Show: If $\mathbf{A}\in\mathbb{R}^{M\times N}$ with $M\geq N$, then there exists a matrix $\mathbf{G}$ with orthonormal rows so that $\mathbf{A}^T=\mathbf{G}\mathbf{A}\mathbf{G}$.
I'm pretty lost on this problem. I know that I'm going to have to use the SVD at some point in the proof though. Does anyone have any ideas?

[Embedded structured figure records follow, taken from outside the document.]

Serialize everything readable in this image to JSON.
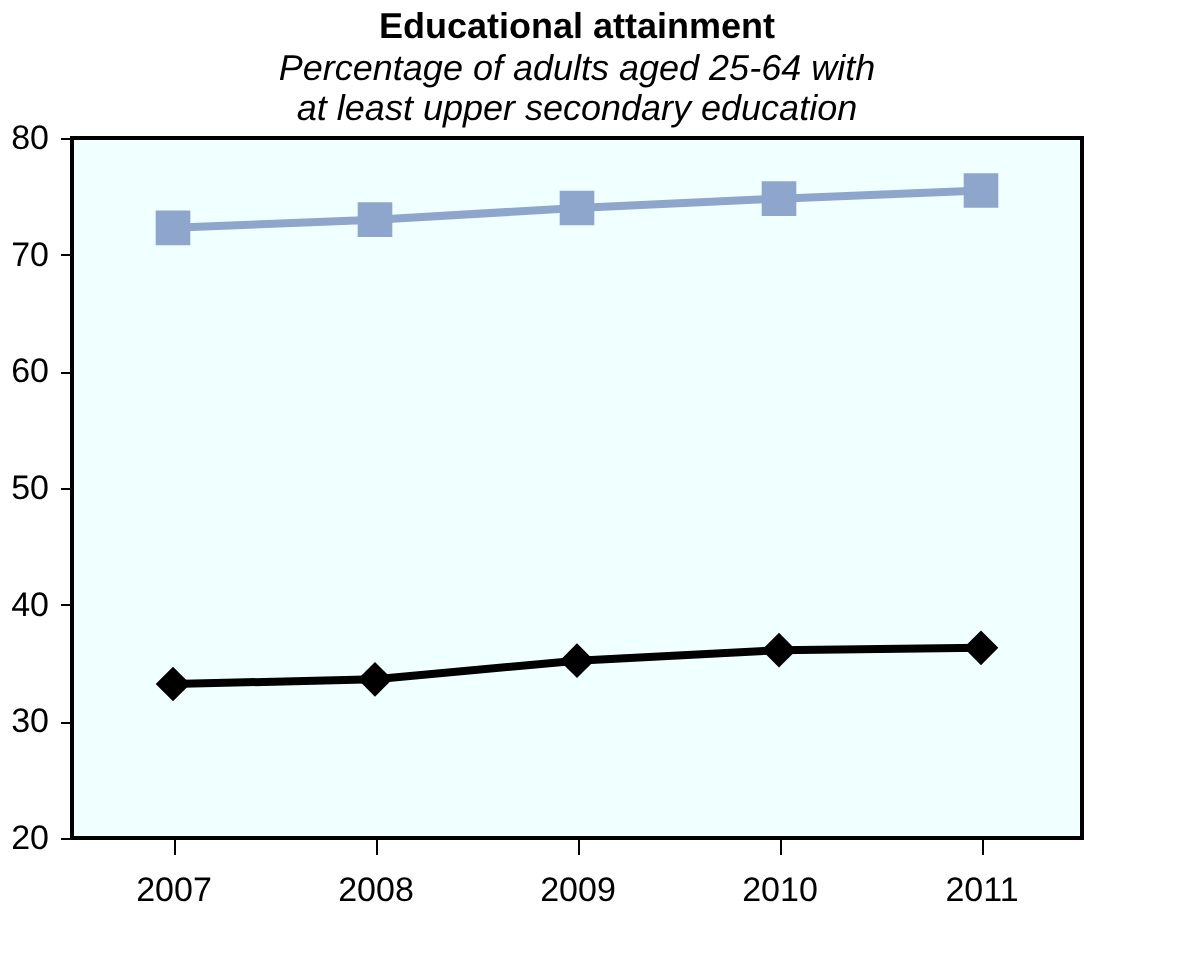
{
  "chart_data": {
    "type": "line",
    "title": "Educational attainment",
    "subtitle": "Percentage of adults aged 25-64 with at least upper secondary education",
    "categories": [
      "2007",
      "2008",
      "2009",
      "2010",
      "2011"
    ],
    "series": [
      {
        "color": "#8fa6cc",
        "marker": "square",
        "values": [
          72.3,
          73.0,
          74.0,
          74.8,
          75.5
        ]
      },
      {
        "color": "#000000",
        "marker": "diamond",
        "values": [
          33.2,
          33.6,
          35.2,
          36.1,
          36.3
        ]
      }
    ],
    "ylim": [
      20,
      80
    ],
    "yticks": [
      20,
      30,
      40,
      50,
      60,
      70,
      80
    ]
  }
}
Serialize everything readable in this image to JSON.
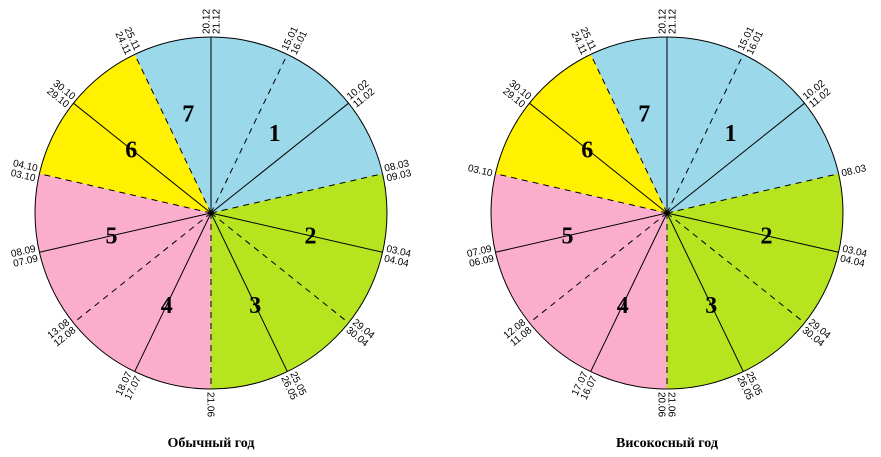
{
  "colors": {
    "blue": "#9AD8EA",
    "green": "#B6E41E",
    "pink": "#FBAECB",
    "yellow": "#FFF100",
    "line": "#000000",
    "background": "#FFFFFF"
  },
  "diagrams": [
    {
      "caption": "Обычный год",
      "segments": [
        {
          "label": "1",
          "color": "#9AD8EA"
        },
        {
          "label": "2",
          "color": "#B6E41E"
        },
        {
          "label": "3",
          "color": "#B6E41E"
        },
        {
          "label": "4",
          "color": "#FBAECB"
        },
        {
          "label": "5",
          "color": "#FBAECB"
        },
        {
          "label": "6",
          "color": "#FFF100"
        },
        {
          "label": "7",
          "color": "#9AD8EA"
        }
      ],
      "boundaries": [
        {
          "labels": [
            "20.12",
            "21.12"
          ],
          "style": "solid"
        },
        {
          "labels": [
            "15.01",
            "16.01"
          ],
          "style": "dashed"
        },
        {
          "labels": [
            "10.02",
            "11.02"
          ],
          "style": "solid"
        },
        {
          "labels": [
            "08.03",
            "09.03"
          ],
          "style": "dashed"
        },
        {
          "labels": [
            "03.04",
            "04.04"
          ],
          "style": "solid"
        },
        {
          "labels": [
            "29.04",
            "30.04"
          ],
          "style": "dashed"
        },
        {
          "labels": [
            "25.05",
            "26.05"
          ],
          "style": "solid"
        },
        {
          "labels": [
            "21.06"
          ],
          "style": "dashed"
        },
        {
          "labels": [
            "18.07",
            "17.07"
          ],
          "style": "solid"
        },
        {
          "labels": [
            "13.08",
            "12.08"
          ],
          "style": "dashed"
        },
        {
          "labels": [
            "08.09",
            "07.09"
          ],
          "style": "solid"
        },
        {
          "labels": [
            "04.10",
            "03.10"
          ],
          "style": "dashed"
        },
        {
          "labels": [
            "30.10",
            "29.10"
          ],
          "style": "solid"
        },
        {
          "labels": [
            "25.11",
            "24.11"
          ],
          "style": "dashed"
        }
      ]
    },
    {
      "caption": "Високосный год",
      "segments": [
        {
          "label": "1",
          "color": "#9AD8EA"
        },
        {
          "label": "2",
          "color": "#B6E41E"
        },
        {
          "label": "3",
          "color": "#B6E41E"
        },
        {
          "label": "4",
          "color": "#FBAECB"
        },
        {
          "label": "5",
          "color": "#FBAECB"
        },
        {
          "label": "6",
          "color": "#FFF100"
        },
        {
          "label": "7",
          "color": "#9AD8EA"
        }
      ],
      "boundaries": [
        {
          "labels": [
            "20.12",
            "21.12"
          ],
          "style": "solid"
        },
        {
          "labels": [
            "15.01",
            "16.01"
          ],
          "style": "dashed"
        },
        {
          "labels": [
            "10.02",
            "11.02"
          ],
          "style": "solid"
        },
        {
          "labels": [
            "08.03"
          ],
          "style": "dashed"
        },
        {
          "labels": [
            "03.04",
            "04.04"
          ],
          "style": "solid"
        },
        {
          "labels": [
            "29.04",
            "30.04"
          ],
          "style": "dashed"
        },
        {
          "labels": [
            "25.05",
            "26.05"
          ],
          "style": "solid"
        },
        {
          "labels": [
            "21.06",
            "20.06"
          ],
          "style": "dashed"
        },
        {
          "labels": [
            "17.07",
            "16.07"
          ],
          "style": "solid"
        },
        {
          "labels": [
            "12.08",
            "11.08"
          ],
          "style": "dashed"
        },
        {
          "labels": [
            "07.09",
            "06.09"
          ],
          "style": "solid"
        },
        {
          "labels": [
            "03.10"
          ],
          "style": "dashed"
        },
        {
          "labels": [
            "30.10",
            "29.10"
          ],
          "style": "solid"
        },
        {
          "labels": [
            "25.11",
            "24.11"
          ],
          "style": "dashed"
        }
      ]
    }
  ]
}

Assume rank of matrix $A$ to be $N$.
We can start with SVD, which provides the following decomposition: $$ A_{M\times N} = U_{M\times N} \Sigma_{N\times N} V^\top_{N\times N}. $$ Then, $$ A^\top = V\Sigma U^\top = VU^\top U \Sigma V^\top V U^\top = VU^\top A VU^\top. $$ Pattern matching with $A^\top = GAG$, gives $G = VU^\top$.
Rows of $G$ are orthonormal is equivalent to $G G^\top = I_{N\times N}$. $$ GG^\top = VU^\top UV^\top = VV^\top = I_{N\times N}. $$ The last equality is because $V$ is a square matrix and $V^\top V = I$ and therefore $V^{-1} = V^\top$.